Iliotibial Band Syndrome
The Iliotibial Band (ITB)is an extension of the fascia covering the Gluteus Maximus and Tensor Fascia Latae (TFL) that attaches to the lateral (outside) knee at the Tibia. Irritation occurs either at the hip or knee when there is excessive tension on the ITB. Repeated flexion and/or extension as in long distance running may produce inflammation and lead to ITB Syndrome!
This “Band” acts as a stabilizer during running.
Symptoms of ITB Syndrome:
This debilitating repetitive stress injury typically presents with localized pain over the lateral aspect of the knee, lateral, lower thigh, or lateral hip. Athletes also report increased pain during running but relief with rest in the early stages. Pain frequently increases with heel strike and with descending stairs and transitioning from sitting to standing.
Causes of ITB Syndrome:
*Gluteus Medius (side gluteal muscle) weakness or tightness! (This one is paramount!)
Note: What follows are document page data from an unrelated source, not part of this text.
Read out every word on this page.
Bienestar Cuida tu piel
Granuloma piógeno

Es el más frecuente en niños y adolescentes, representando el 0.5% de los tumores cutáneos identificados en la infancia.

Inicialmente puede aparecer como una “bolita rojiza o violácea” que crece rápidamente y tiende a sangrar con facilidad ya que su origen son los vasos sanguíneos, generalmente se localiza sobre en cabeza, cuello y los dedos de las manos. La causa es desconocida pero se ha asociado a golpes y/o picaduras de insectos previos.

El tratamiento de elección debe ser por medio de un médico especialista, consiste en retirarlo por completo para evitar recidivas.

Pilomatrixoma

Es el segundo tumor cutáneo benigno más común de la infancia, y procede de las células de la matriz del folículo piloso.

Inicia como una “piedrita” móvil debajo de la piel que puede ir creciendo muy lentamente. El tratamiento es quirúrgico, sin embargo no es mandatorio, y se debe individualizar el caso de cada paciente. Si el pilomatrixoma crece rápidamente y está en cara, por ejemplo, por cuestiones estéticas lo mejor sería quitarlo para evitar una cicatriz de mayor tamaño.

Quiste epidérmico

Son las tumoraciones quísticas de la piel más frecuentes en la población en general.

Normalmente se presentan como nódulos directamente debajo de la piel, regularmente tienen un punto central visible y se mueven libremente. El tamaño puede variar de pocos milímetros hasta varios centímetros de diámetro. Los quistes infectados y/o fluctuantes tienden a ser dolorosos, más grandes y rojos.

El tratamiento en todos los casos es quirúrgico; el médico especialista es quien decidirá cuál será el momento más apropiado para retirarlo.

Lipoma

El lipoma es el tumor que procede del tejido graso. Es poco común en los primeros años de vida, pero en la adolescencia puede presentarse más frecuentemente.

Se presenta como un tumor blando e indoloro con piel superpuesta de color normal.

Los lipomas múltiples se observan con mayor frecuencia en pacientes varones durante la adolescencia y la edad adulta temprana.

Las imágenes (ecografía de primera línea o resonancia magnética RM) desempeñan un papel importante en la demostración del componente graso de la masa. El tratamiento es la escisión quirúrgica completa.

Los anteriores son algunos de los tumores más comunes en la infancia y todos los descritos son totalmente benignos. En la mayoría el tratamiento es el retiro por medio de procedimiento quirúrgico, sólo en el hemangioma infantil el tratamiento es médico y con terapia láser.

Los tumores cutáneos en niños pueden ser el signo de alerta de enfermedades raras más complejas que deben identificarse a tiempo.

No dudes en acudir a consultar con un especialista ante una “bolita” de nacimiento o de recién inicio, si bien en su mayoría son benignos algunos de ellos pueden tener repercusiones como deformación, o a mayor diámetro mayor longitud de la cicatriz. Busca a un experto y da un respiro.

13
*Excessive pronation or supination
*Leg length discrepancy and/or pelvic unleveling
*Toed in position in cycling
*Varus Knees (Bow legged pattern)
*Quadriceps tightness (common in distance runners)
*Road Pitch running
*Excessive hill running (up or down)
*Excessive breast stroking in swimming
*Inadequate warm-up or cool-down!
*Excessive wear on outside heel edge or running shoes
Management of ITB Syndrome:
*Active Rest (avoidance of painful activities while remaining fit)
*ICE – 3X/day @ 30 minutes per application
*Correct biomechanical imbalances with adjustments and/or orthotics
*Kinesiotape knee and/or hip
*Physiotherapy – 2X/week (ultrasound, phonophoresis, iontophoresis!!!)
*Myofascial Cupping therapy
*Transverse Friction Massage
*Myofascial release @ Gluteals, Quads, Hamstrings, Gastrocnemius, TFL
*Improve flexibility of hips, quads and hams
*Strengthen Gluteus Medius and Maximus!!!
*Foam Roller @ Quads, Hips, Hams, TFL, ITB, Lower Back
As with many of the RSIs in the athletic arena and especially in the distance realm, ITB Syndrome, once manifested can be difficult to resolve. This injury requires time and attention due to the nature of the tissue – large surface area spanning two joints (hip and knee). If this issue has not responded with avoidance and time, consider addressing the kinetic chain – foot-knee-hip-pelvis alignment and also saturating the ITB with penetrating therapies. Pain is typically the last symptom to show up when there are imbalances that need correction. Listen to the cues of stress and address any imbalances before they become debilitating, fully manifest injuries. Prevention is always the best medicine with many of the RSIs encountered by endurance athletes!!